Probablemente para evitar ese escollo, o por haberse sentido, quizás, hecho de masa bastante inferior, se le ocurrió a don Fermín Zubirrúa, a medida que aumentaba su fortuna, acentuar más y más, en su persona y en su modo de vivir, las manifestaciones exteriores de la pobreza; a las aristocráticas compadradas y al orgullo relumbroso del que por demás ostenta su riqueza, opuso él la compadrada grosera, pero siquiera original, de empañar toscamente su propio orgullo en harapos, fingiendo ser un pobre, aunque poseyera millones. Y su gloria era poner de incógnito, frente a frente, en visitas inopinadas, su chiripá mugriento con el traje elegante de algún estanciero refinado.

Al tranco, se acerca al palenque de la peonada, un gaucho humilde, vestido pobremente, de chiripá descolorido y de manta de algodón, calzando alpargatas, y con un sombrero relavado, cuyo aspecto canta la larga y agitada vida. Sólo el caballo y los aperos indican que no es, el visitante, cualquier gaucho ruin.

-«¡Ave María!» dice, y lo convidan a bajarse. Hace rueda con los peones; toma mate con ellos, conversa un rato y pregunta tímidamente si se puede hablar con el patrón.

Y uno, que por la laya del individuo y por lo que ha oído contar, medio sospecha quien es, va a avisar al patrón, sin descubrir el secreto, prometiéndose gozar de la función.

El estanciero, después de haberle mandado decir que no necesita peón, al oír que insiste y viene a ver si le quieren comprar los novillos, manda que pase adelante:

-«¿Qué se le ofrece, amigo? le dice con aire protector y con el sombrero puesto.

-Buenas tardes, señor; contesta don Fermín, dándole vuelta entre los dedos al chamberguito desteñido; venía a ver si me quería usted comprar unos novillitos que tengo.

-¿Para matadero o para invernada?

-Para matadero, señor; están gordos, y como sé que usted manda tropas...

-¿Cuántos son? pregunta el estanciero, pues no me conviene molestarme por unos pocos animales.

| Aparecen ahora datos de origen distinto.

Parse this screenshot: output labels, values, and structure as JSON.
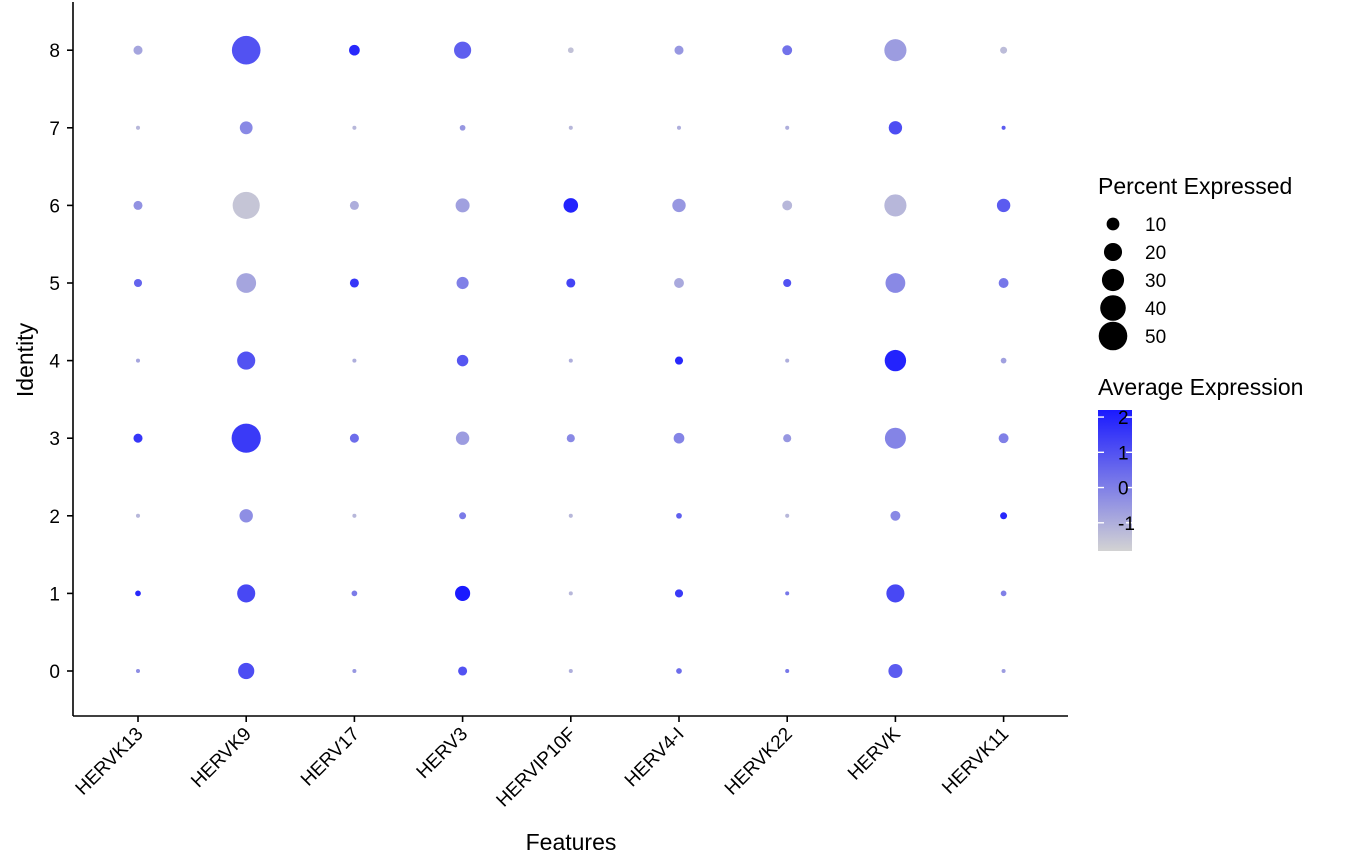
{
  "chart_data": {
    "type": "dotplot",
    "xlabel": "Features",
    "ylabel": "Identity",
    "categories": [
      "HERVK13",
      "HERVK9",
      "HERV17",
      "HERV3",
      "HERVIP10F",
      "HERV4-I",
      "HERVK22",
      "HERVK",
      "HERVK11"
    ],
    "identities": [
      "0",
      "1",
      "2",
      "3",
      "4",
      "5",
      "6",
      "7",
      "8"
    ],
    "percent_range": [
      0,
      55
    ],
    "color_range": [
      -1.8,
      2.2
    ],
    "color_low": "#d3d3d3",
    "color_high": "#1a1aff",
    "points": [
      {
        "feature": "HERVK13",
        "identity": "8",
        "pct": 5,
        "avg": -0.8
      },
      {
        "feature": "HERVK9",
        "identity": "8",
        "pct": 50,
        "avg": 1.0
      },
      {
        "feature": "HERV17",
        "identity": "8",
        "pct": 7,
        "avg": 1.9
      },
      {
        "feature": "HERV3",
        "identity": "8",
        "pct": 18,
        "avg": 0.7
      },
      {
        "feature": "HERVIP10F",
        "identity": "8",
        "pct": 2,
        "avg": -1.4
      },
      {
        "feature": "HERV4-I",
        "identity": "8",
        "pct": 5,
        "avg": -0.5
      },
      {
        "feature": "HERVK22",
        "identity": "8",
        "pct": 6,
        "avg": 0.3
      },
      {
        "feature": "HERVK",
        "identity": "8",
        "pct": 30,
        "avg": -0.6
      },
      {
        "feature": "HERVK11",
        "identity": "8",
        "pct": 3,
        "avg": -1.3
      },
      {
        "feature": "HERVK13",
        "identity": "7",
        "pct": 1,
        "avg": -1.2
      },
      {
        "feature": "HERVK9",
        "identity": "7",
        "pct": 10,
        "avg": -0.2
      },
      {
        "feature": "HERV17",
        "identity": "7",
        "pct": 1,
        "avg": -1.2
      },
      {
        "feature": "HERV3",
        "identity": "7",
        "pct": 2,
        "avg": -0.5
      },
      {
        "feature": "HERVIP10F",
        "identity": "7",
        "pct": 1,
        "avg": -1.2
      },
      {
        "feature": "HERV4-I",
        "identity": "7",
        "pct": 1,
        "avg": -1.0
      },
      {
        "feature": "HERVK22",
        "identity": "7",
        "pct": 1,
        "avg": -1.0
      },
      {
        "feature": "HERVK",
        "identity": "7",
        "pct": 11,
        "avg": 1.1
      },
      {
        "feature": "HERVK11",
        "identity": "7",
        "pct": 1,
        "avg": 0.8
      },
      {
        "feature": "HERVK13",
        "identity": "6",
        "pct": 5,
        "avg": -0.4
      },
      {
        "feature": "HERVK9",
        "identity": "6",
        "pct": 45,
        "avg": -1.5
      },
      {
        "feature": "HERV17",
        "identity": "6",
        "pct": 5,
        "avg": -1.0
      },
      {
        "feature": "HERV3",
        "identity": "6",
        "pct": 12,
        "avg": -0.7
      },
      {
        "feature": "HERVIP10F",
        "identity": "6",
        "pct": 13,
        "avg": 2.0
      },
      {
        "feature": "HERV4-I",
        "identity": "6",
        "pct": 11,
        "avg": -0.5
      },
      {
        "feature": "HERVK22",
        "identity": "6",
        "pct": 6,
        "avg": -1.2
      },
      {
        "feature": "HERVK",
        "identity": "6",
        "pct": 30,
        "avg": -1.2
      },
      {
        "feature": "HERVK11",
        "identity": "6",
        "pct": 11,
        "avg": 0.8
      },
      {
        "feature": "HERVK13",
        "identity": "5",
        "pct": 4,
        "avg": 0.6
      },
      {
        "feature": "HERVK9",
        "identity": "5",
        "pct": 24,
        "avg": -0.8
      },
      {
        "feature": "HERV17",
        "identity": "5",
        "pct": 5,
        "avg": 1.6
      },
      {
        "feature": "HERV3",
        "identity": "5",
        "pct": 9,
        "avg": 0.0
      },
      {
        "feature": "HERVIP10F",
        "identity": "5",
        "pct": 5,
        "avg": 1.3
      },
      {
        "feature": "HERV4-I",
        "identity": "5",
        "pct": 6,
        "avg": -0.9
      },
      {
        "feature": "HERVK22",
        "identity": "5",
        "pct": 4,
        "avg": 1.0
      },
      {
        "feature": "HERVK",
        "identity": "5",
        "pct": 24,
        "avg": -0.2
      },
      {
        "feature": "HERVK11",
        "identity": "5",
        "pct": 6,
        "avg": 0.2
      },
      {
        "feature": "HERVK13",
        "identity": "4",
        "pct": 1,
        "avg": -0.8
      },
      {
        "feature": "HERVK9",
        "identity": "4",
        "pct": 20,
        "avg": 1.0
      },
      {
        "feature": "HERV17",
        "identity": "4",
        "pct": 1,
        "avg": -1.0
      },
      {
        "feature": "HERV3",
        "identity": "4",
        "pct": 8,
        "avg": 0.9
      },
      {
        "feature": "HERVIP10F",
        "identity": "4",
        "pct": 1,
        "avg": -1.0
      },
      {
        "feature": "HERV4-I",
        "identity": "4",
        "pct": 4,
        "avg": 1.9
      },
      {
        "feature": "HERVK22",
        "identity": "4",
        "pct": 1,
        "avg": -1.0
      },
      {
        "feature": "HERVK",
        "identity": "4",
        "pct": 28,
        "avg": 2.0
      },
      {
        "feature": "HERVK11",
        "identity": "4",
        "pct": 2,
        "avg": -0.7
      },
      {
        "feature": "HERVK13",
        "identity": "3",
        "pct": 5,
        "avg": 1.6
      },
      {
        "feature": "HERVK9",
        "identity": "3",
        "pct": 52,
        "avg": 1.5
      },
      {
        "feature": "HERV17",
        "identity": "3",
        "pct": 5,
        "avg": 0.4
      },
      {
        "feature": "HERV3",
        "identity": "3",
        "pct": 11,
        "avg": -0.6
      },
      {
        "feature": "HERVIP10F",
        "identity": "3",
        "pct": 4,
        "avg": -0.2
      },
      {
        "feature": "HERV4-I",
        "identity": "3",
        "pct": 7,
        "avg": -0.1
      },
      {
        "feature": "HERVK22",
        "identity": "3",
        "pct": 4,
        "avg": -0.5
      },
      {
        "feature": "HERVK",
        "identity": "3",
        "pct": 27,
        "avg": -0.1
      },
      {
        "feature": "HERVK11",
        "identity": "3",
        "pct": 6,
        "avg": 0.0
      },
      {
        "feature": "HERVK13",
        "identity": "2",
        "pct": 1,
        "avg": -1.2
      },
      {
        "feature": "HERVK9",
        "identity": "2",
        "pct": 11,
        "avg": -0.3
      },
      {
        "feature": "HERV17",
        "identity": "2",
        "pct": 1,
        "avg": -1.2
      },
      {
        "feature": "HERV3",
        "identity": "2",
        "pct": 3,
        "avg": 0.1
      },
      {
        "feature": "HERVIP10F",
        "identity": "2",
        "pct": 1,
        "avg": -1.2
      },
      {
        "feature": "HERV4-I",
        "identity": "2",
        "pct": 2,
        "avg": 0.7
      },
      {
        "feature": "HERVK22",
        "identity": "2",
        "pct": 1,
        "avg": -1.2
      },
      {
        "feature": "HERVK",
        "identity": "2",
        "pct": 6,
        "avg": -0.2
      },
      {
        "feature": "HERVK11",
        "identity": "2",
        "pct": 3,
        "avg": 1.9
      },
      {
        "feature": "HERVK13",
        "identity": "1",
        "pct": 2,
        "avg": 1.9
      },
      {
        "feature": "HERVK9",
        "identity": "1",
        "pct": 20,
        "avg": 1.2
      },
      {
        "feature": "HERV17",
        "identity": "1",
        "pct": 2,
        "avg": 0.1
      },
      {
        "feature": "HERV3",
        "identity": "1",
        "pct": 14,
        "avg": 2.2
      },
      {
        "feature": "HERVIP10F",
        "identity": "1",
        "pct": 1,
        "avg": -1.2
      },
      {
        "feature": "HERV4-I",
        "identity": "1",
        "pct": 4,
        "avg": 1.5
      },
      {
        "feature": "HERVK22",
        "identity": "1",
        "pct": 1,
        "avg": 0.2
      },
      {
        "feature": "HERVK",
        "identity": "1",
        "pct": 20,
        "avg": 1.2
      },
      {
        "feature": "HERVK11",
        "identity": "1",
        "pct": 2,
        "avg": 0.0
      },
      {
        "feature": "HERVK13",
        "identity": "0",
        "pct": 1,
        "avg": -0.3
      },
      {
        "feature": "HERVK9",
        "identity": "0",
        "pct": 16,
        "avg": 1.1
      },
      {
        "feature": "HERV17",
        "identity": "0",
        "pct": 1,
        "avg": -0.5
      },
      {
        "feature": "HERV3",
        "identity": "0",
        "pct": 5,
        "avg": 1.0
      },
      {
        "feature": "HERVIP10F",
        "identity": "0",
        "pct": 1,
        "avg": -1.0
      },
      {
        "feature": "HERV4-I",
        "identity": "0",
        "pct": 2,
        "avg": 0.4
      },
      {
        "feature": "HERVK22",
        "identity": "0",
        "pct": 1,
        "avg": 0.2
      },
      {
        "feature": "HERVK",
        "identity": "0",
        "pct": 12,
        "avg": 0.8
      },
      {
        "feature": "HERVK11",
        "identity": "0",
        "pct": 1,
        "avg": -0.6
      }
    ],
    "size_legend": {
      "title": "Percent Expressed",
      "values": [
        10,
        20,
        30,
        40,
        50
      ],
      "labels": [
        "10",
        "20",
        "30",
        "40",
        "50"
      ]
    },
    "color_legend": {
      "title": "Average Expression",
      "ticks": [
        2,
        1,
        0,
        -1
      ],
      "labels": [
        "2",
        "1",
        "0",
        "-1"
      ]
    }
  }
}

-Tengo dos mil en una estancia, y tres mil en otra, señor, contesta con fingida sencillez, el fingido gaucho.»

Y experimenta satisfacción sin igual, al verse inmediatamente agasajado por el desdeñoso de hace un rato, quien comprendiendo que se las tiene con don Fermín Zubirrúa, conocido por su manía, se confunde en saludos y en atenciones.

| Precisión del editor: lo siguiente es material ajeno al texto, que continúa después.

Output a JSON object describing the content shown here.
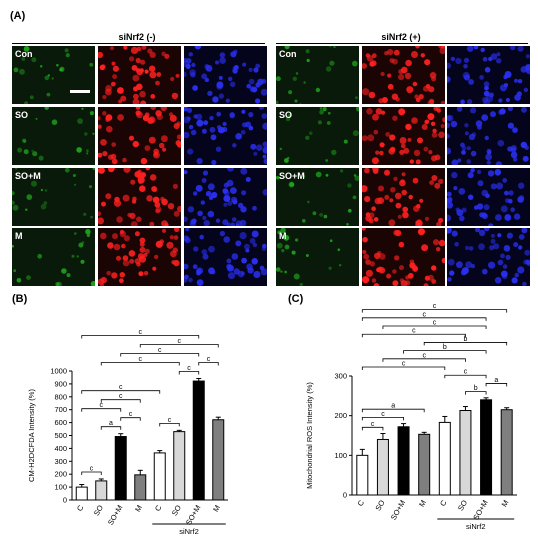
{
  "figure": {
    "panel_a": "(A)",
    "panel_b": "(B)",
    "panel_c": "(C)",
    "group_left": "siNrf2 (-)",
    "group_right": "siNrf2 (+)",
    "row_labels": [
      "Con",
      "SO",
      "SO+M",
      "M"
    ],
    "channel_colors": {
      "green": "#21c21e",
      "red": "#ff2020",
      "blue": "#2a2ff0"
    }
  },
  "chart_data": [
    {
      "type": "bar",
      "ylabel": "CM-H2DCFDA Intensity (%)",
      "ylim": [
        0,
        1000
      ],
      "yticks": [
        "0",
        "100",
        "200",
        "300",
        "400",
        "500",
        "600",
        "700",
        "800",
        "900",
        "1000"
      ],
      "categories": [
        "C",
        "SO",
        "SO+M",
        "M",
        "C",
        "SO",
        "SO+M",
        "M"
      ],
      "group_label": "siNrf2",
      "values": [
        100,
        148,
        492,
        195,
        365,
        530,
        922,
        622
      ],
      "errors": [
        20,
        15,
        22,
        35,
        18,
        10,
        20,
        20
      ],
      "bar_colors": [
        "#ffffff",
        "#d8d8d8",
        "#000000",
        "#7f7f7f",
        "#ffffff",
        "#d8d8d8",
        "#000000",
        "#7f7f7f"
      ],
      "comparisons": [
        {
          "from": 0,
          "to": 1,
          "label": "c"
        },
        {
          "from": 0,
          "to": 2,
          "label": "c"
        },
        {
          "from": 1,
          "to": 2,
          "label": "a"
        },
        {
          "from": 2,
          "to": 3,
          "label": "c"
        },
        {
          "from": 1,
          "to": 3,
          "label": "c"
        },
        {
          "from": 0,
          "to": 4,
          "label": "c"
        },
        {
          "from": 0,
          "to": 6,
          "label": "c"
        },
        {
          "from": 5,
          "to": 6,
          "label": "c"
        },
        {
          "from": 6,
          "to": 7,
          "label": "c"
        },
        {
          "from": 1,
          "to": 5,
          "label": "c"
        },
        {
          "from": 2,
          "to": 6,
          "label": "c"
        },
        {
          "from": 3,
          "to": 7,
          "label": "c"
        },
        {
          "from": 4,
          "to": 5,
          "label": "c"
        }
      ]
    },
    {
      "type": "bar",
      "ylabel": "Mitochondrial ROS Intensity (%)",
      "ylim": [
        0,
        300
      ],
      "yticks": [
        "0",
        "100",
        "200",
        "300"
      ],
      "categories": [
        "C",
        "SO",
        "SO+M",
        "M",
        "C",
        "SO",
        "SO+M",
        "M"
      ],
      "group_label": "siNrf2",
      "values": [
        100,
        140,
        172,
        153,
        183,
        213,
        240,
        215
      ],
      "errors": [
        15,
        15,
        8,
        5,
        15,
        10,
        5,
        5
      ],
      "bar_colors": [
        "#ffffff",
        "#d8d8d8",
        "#000000",
        "#7f7f7f",
        "#ffffff",
        "#d8d8d8",
        "#000000",
        "#7f7f7f"
      ],
      "comparisons": [
        {
          "from": 0,
          "to": 1,
          "label": "c"
        },
        {
          "from": 0,
          "to": 2,
          "label": "c"
        },
        {
          "from": 0,
          "to": 3,
          "label": "a"
        },
        {
          "from": 0,
          "to": 4,
          "label": "c"
        },
        {
          "from": 0,
          "to": 5,
          "label": "c"
        },
        {
          "from": 0,
          "to": 6,
          "label": "c"
        },
        {
          "from": 0,
          "to": 7,
          "label": "c"
        },
        {
          "from": 1,
          "to": 5,
          "label": "c"
        },
        {
          "from": 1,
          "to": 6,
          "label": "c"
        },
        {
          "from": 2,
          "to": 6,
          "label": "b"
        },
        {
          "from": 3,
          "to": 7,
          "label": "b"
        },
        {
          "from": 4,
          "to": 6,
          "label": "c"
        },
        {
          "from": 5,
          "to": 6,
          "label": "b"
        },
        {
          "from": 6,
          "to": 7,
          "label": "a"
        }
      ]
    }
  ]
}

Don Fermín goza; preferiría quizás, en el fondo, que adivinaran en él al millonario, a primera vista, a pesar de su vestimenta, pero bien sabe que es imposible, y de ello se consuela, al pensar que, si así lo adivinasen, creería él que estaban sobre aviso. Goza; se siente invadido, penetrado, hinchado por el orgullo recio y necio, inmenso y tonto, de haber sabido poner de relieve, sobre la pantalla obscura de su simulada pobreza, toda la brillantez de la fortuna de que lo saben dueño.

-«¡Cuánto valdré, piensa él, para que a pesar de mis harapos, me agasaje tanto ese dandy vanidoso!

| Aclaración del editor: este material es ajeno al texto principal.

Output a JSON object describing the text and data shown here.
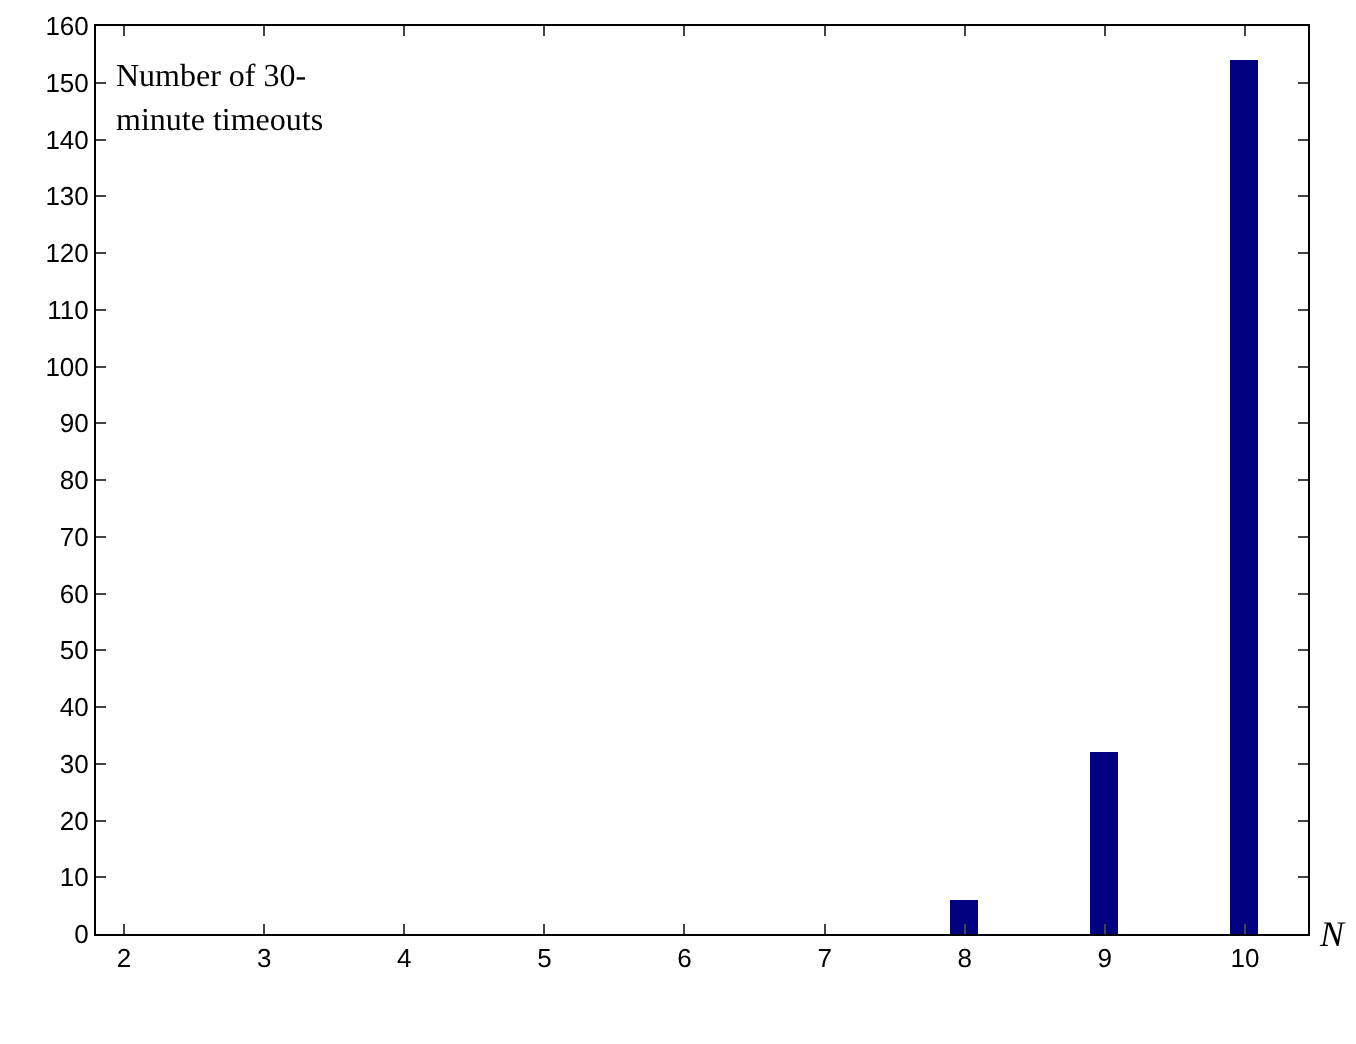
{
  "chart_data": {
    "type": "bar",
    "xlabel": "N",
    "ylabel": "Number of 30-minute timeouts",
    "x": [
      2,
      3,
      4,
      5,
      6,
      7,
      8,
      9,
      10
    ],
    "values": [
      0,
      0,
      0,
      0,
      0,
      0,
      6,
      32,
      154
    ],
    "color": "#000080",
    "xlim": [
      1.8,
      10.45
    ],
    "xticks": [
      2,
      3,
      4,
      5,
      6,
      7,
      8,
      9,
      10
    ],
    "ylim": [
      0,
      160
    ],
    "yticks": [
      0,
      10,
      20,
      30,
      40,
      50,
      60,
      70,
      80,
      90,
      100,
      110,
      120,
      130,
      140,
      150,
      160
    ],
    "grid": false,
    "legend": false
  }
}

-Tu plata es la que vale, compadrón,» piensa el huésped.

Y los gauchos, que desde lejos, están mirando, no atinan a comprender que ninguno de estos astros dorados por la suerte, y que tanto se empeñan en lucirse de algún modo, sepa dar en la tecla, dejando caer en el pobrerío, para que lo refleje en la pantalla de su agradecimiento, un rayo de su luz, en cualquier forma que sea.